If Iowa Governor Kim Reynolds signs Senate File (SF) 262, the Hawkeye State will become the sixth state to adopt a comprehensive consumer privacy law. Iowa’s House and Senate have both passed Senate File 262 unanimously. If approved, SF 262 will go into effect January 1, 2025.
The potential addition of another state privacy law to those that are already on the books in California, Colorado, Connecticut, Utah, and Virginia is significant in its own right. However, SF 262 doesn’t provide any novel rights for consumers or requirements on companies. Rather, it stays within the boundaries established by other state privacy laws and closely resembles the Utah Consumer Privacy Act (UCPA), with a few additional business-friendly terms.
Broad Exemptions and Limited Controller Duties. SF 262 would provide consumers a rights to confirm processing of personal data; obtain a copy of personal data; delete personal data provided by the consumer; and opt-out of the Sale of personal data and Targeted Advertising.
However, SF 262 provides exemptions for all of these rights where pseudonymous data is involved – including the opt-out rights, which are not exempt in other states.
Like privacy laws in Utah and Virginia, SF 262 adopts a relatively narrow definition of “Sale,” limiting the term to the exchange of personal data for monetary consideration. “Targeted Advertising” is defined similar in terms similar to other state laws and excludes:
- Ads based on activities within a controller’s own or affiliated websites or online applications.
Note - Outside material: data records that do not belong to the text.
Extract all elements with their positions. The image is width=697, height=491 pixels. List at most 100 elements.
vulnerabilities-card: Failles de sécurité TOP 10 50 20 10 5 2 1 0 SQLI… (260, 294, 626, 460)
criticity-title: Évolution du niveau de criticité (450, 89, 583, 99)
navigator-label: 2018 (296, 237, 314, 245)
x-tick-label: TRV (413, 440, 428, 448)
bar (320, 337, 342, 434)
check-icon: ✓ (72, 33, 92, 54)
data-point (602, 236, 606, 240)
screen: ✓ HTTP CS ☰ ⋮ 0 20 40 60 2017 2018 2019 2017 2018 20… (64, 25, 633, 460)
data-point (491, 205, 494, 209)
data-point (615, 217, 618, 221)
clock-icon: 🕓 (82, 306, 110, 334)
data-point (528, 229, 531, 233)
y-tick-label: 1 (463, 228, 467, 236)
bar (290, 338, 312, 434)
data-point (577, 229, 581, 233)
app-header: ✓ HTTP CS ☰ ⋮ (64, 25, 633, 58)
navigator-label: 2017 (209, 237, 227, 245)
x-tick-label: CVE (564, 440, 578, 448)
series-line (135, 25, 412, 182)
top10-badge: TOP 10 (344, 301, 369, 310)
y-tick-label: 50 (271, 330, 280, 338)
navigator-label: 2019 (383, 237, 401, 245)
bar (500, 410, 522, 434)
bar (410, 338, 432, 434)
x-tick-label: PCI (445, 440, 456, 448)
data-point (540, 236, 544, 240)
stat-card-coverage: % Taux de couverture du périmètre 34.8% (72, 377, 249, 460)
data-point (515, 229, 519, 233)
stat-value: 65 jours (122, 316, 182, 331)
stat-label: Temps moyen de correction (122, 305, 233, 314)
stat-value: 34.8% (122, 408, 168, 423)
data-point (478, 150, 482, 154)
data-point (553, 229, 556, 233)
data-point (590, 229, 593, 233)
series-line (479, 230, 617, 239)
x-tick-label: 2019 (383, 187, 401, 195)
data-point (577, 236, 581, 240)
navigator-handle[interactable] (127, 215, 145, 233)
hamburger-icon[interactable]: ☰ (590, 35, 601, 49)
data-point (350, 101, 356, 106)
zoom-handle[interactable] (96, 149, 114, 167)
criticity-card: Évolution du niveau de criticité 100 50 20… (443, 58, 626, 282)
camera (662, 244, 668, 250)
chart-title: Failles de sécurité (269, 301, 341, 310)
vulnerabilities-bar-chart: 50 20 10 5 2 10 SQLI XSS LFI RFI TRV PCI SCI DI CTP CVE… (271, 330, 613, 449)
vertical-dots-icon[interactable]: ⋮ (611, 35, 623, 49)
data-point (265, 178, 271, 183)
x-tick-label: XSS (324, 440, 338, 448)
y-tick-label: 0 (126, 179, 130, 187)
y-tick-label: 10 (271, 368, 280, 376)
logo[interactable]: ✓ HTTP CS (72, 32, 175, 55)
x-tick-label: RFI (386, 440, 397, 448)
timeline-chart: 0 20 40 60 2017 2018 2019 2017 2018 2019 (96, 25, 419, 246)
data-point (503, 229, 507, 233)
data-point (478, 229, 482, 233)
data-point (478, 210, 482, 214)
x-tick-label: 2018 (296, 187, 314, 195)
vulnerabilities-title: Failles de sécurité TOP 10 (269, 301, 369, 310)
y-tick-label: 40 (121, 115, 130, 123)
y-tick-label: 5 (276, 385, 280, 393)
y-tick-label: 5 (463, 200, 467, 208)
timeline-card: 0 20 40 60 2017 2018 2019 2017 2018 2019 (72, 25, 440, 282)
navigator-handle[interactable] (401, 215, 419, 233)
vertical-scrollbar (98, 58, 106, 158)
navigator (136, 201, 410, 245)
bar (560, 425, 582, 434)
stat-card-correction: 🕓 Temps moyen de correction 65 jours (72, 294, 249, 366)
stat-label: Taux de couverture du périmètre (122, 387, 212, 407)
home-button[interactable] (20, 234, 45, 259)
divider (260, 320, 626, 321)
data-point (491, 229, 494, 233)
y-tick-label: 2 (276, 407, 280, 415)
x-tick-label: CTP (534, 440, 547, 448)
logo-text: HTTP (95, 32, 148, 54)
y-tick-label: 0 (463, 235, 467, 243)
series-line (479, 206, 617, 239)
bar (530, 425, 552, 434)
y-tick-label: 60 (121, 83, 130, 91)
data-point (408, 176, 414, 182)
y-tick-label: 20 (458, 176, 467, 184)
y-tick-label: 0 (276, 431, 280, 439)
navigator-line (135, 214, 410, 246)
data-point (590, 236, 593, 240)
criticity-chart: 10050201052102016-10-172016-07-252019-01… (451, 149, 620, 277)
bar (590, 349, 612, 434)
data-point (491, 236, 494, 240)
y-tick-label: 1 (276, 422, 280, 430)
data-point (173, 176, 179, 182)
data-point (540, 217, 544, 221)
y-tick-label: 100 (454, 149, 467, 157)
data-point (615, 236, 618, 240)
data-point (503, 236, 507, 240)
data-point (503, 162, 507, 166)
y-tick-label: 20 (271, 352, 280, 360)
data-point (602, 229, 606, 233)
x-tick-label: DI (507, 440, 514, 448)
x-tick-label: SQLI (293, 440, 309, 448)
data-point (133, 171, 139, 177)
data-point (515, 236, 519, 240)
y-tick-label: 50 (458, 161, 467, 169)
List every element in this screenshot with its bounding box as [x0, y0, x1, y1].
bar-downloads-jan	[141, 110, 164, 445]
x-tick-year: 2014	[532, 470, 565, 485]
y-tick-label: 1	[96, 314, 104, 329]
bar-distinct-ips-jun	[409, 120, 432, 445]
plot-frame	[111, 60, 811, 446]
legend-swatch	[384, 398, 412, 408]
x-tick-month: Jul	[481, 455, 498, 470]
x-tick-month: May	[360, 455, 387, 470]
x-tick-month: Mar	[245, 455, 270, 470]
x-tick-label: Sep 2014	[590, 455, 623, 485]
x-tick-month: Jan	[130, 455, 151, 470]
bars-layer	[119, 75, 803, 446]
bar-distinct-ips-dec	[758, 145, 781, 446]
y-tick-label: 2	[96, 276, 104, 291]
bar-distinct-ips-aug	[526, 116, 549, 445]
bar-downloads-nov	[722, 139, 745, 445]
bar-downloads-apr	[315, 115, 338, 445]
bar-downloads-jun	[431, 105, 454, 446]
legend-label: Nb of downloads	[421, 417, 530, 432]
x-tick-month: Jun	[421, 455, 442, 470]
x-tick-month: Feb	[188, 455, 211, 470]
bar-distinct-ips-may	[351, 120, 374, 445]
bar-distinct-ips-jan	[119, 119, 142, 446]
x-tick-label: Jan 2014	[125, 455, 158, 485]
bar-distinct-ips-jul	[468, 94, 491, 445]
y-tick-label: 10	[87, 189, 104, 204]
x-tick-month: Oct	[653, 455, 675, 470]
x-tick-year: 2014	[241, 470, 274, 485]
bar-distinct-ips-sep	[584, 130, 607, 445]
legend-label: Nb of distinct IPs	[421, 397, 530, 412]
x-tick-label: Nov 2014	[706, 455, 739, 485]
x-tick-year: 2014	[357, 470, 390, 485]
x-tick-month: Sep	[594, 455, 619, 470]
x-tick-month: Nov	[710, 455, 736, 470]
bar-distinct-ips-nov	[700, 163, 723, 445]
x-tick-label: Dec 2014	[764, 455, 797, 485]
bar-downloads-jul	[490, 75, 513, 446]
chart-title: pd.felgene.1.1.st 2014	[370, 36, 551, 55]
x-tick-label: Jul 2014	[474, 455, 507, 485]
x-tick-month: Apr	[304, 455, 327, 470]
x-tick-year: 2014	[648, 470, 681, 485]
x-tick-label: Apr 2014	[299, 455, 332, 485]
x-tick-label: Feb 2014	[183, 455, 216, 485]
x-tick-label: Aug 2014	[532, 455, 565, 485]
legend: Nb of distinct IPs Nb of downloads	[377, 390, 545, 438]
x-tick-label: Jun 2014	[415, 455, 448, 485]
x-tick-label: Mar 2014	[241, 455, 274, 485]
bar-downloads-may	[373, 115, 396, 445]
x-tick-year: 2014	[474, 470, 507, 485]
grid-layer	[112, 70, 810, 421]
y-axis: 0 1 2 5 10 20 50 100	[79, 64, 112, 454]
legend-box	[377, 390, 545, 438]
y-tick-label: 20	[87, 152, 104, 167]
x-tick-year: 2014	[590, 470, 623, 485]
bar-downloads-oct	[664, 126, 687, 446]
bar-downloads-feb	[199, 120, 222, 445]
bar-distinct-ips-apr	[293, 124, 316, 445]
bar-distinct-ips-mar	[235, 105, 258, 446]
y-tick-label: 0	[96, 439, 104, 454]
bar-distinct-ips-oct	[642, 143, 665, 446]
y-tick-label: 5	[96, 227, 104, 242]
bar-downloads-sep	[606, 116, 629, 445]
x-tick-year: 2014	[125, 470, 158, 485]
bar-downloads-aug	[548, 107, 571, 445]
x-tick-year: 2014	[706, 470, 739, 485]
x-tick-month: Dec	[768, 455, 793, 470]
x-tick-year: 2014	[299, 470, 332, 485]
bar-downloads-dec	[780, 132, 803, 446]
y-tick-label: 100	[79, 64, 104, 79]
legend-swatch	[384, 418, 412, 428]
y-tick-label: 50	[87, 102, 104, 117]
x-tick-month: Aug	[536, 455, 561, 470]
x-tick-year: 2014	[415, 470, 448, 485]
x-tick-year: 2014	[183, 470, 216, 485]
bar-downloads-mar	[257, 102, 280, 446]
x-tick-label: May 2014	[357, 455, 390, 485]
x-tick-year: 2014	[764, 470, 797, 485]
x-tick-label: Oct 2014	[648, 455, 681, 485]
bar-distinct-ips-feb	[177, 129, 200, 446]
- Ads based on the context of a consumer’s search query, visit to a website, or online application.
- Ads directed to a consumer in response to a consumer’s request for information or feedback.
- Processing personal data solely for measuring or reporting advertising performance, reach, or frequency.
SF 262 also allows controllers to respond to consumer rights requests within 90 days – in contrast to the 45-day deadline in other states — with an additional 45-day extension period.
Also omitted from SF 262 are an opt-in consent requirement for sensitive data, a right to correct, a duty to conduct privacy or security risk assessments, and a private right of action.
Sensitive Data. SF 262 also follows Utah’s approach in regulating sensitive data practices. Specifically, SF 262 requires clear notice and an opportunity to opt-out, in contrast to opt-in consent requirements for sensitive data in Colorado, Connecticut, and Virginia. SF 262 follows other states in defining sensitive data to mean personal data concerning the following categories: in other state laws: Racial or ethnic origin, religious beliefs, mental or physical health diagnosis, sexual orientation, or citizenship or immigration status (except to prevent discriminatory practices, genetic or biometric data that is processed for the purpose of uniquely identifying a natural person; the personal data from a known child; and precise geolocation data. Notably, SF 262 does not expressly mention inferences, or refer to personal data that “reveals” any of the foregoing categories of information.
Enforcement. The Iowa Attorney General would have exclusive enforcement rights under SF 262 and would be able to obtain civil penalties of up to $7,500 per violation, regardless of intentionality. However, the AG would need to provide notice and allow a 90-day cure period before bringing an enforcement action against a controller or processor.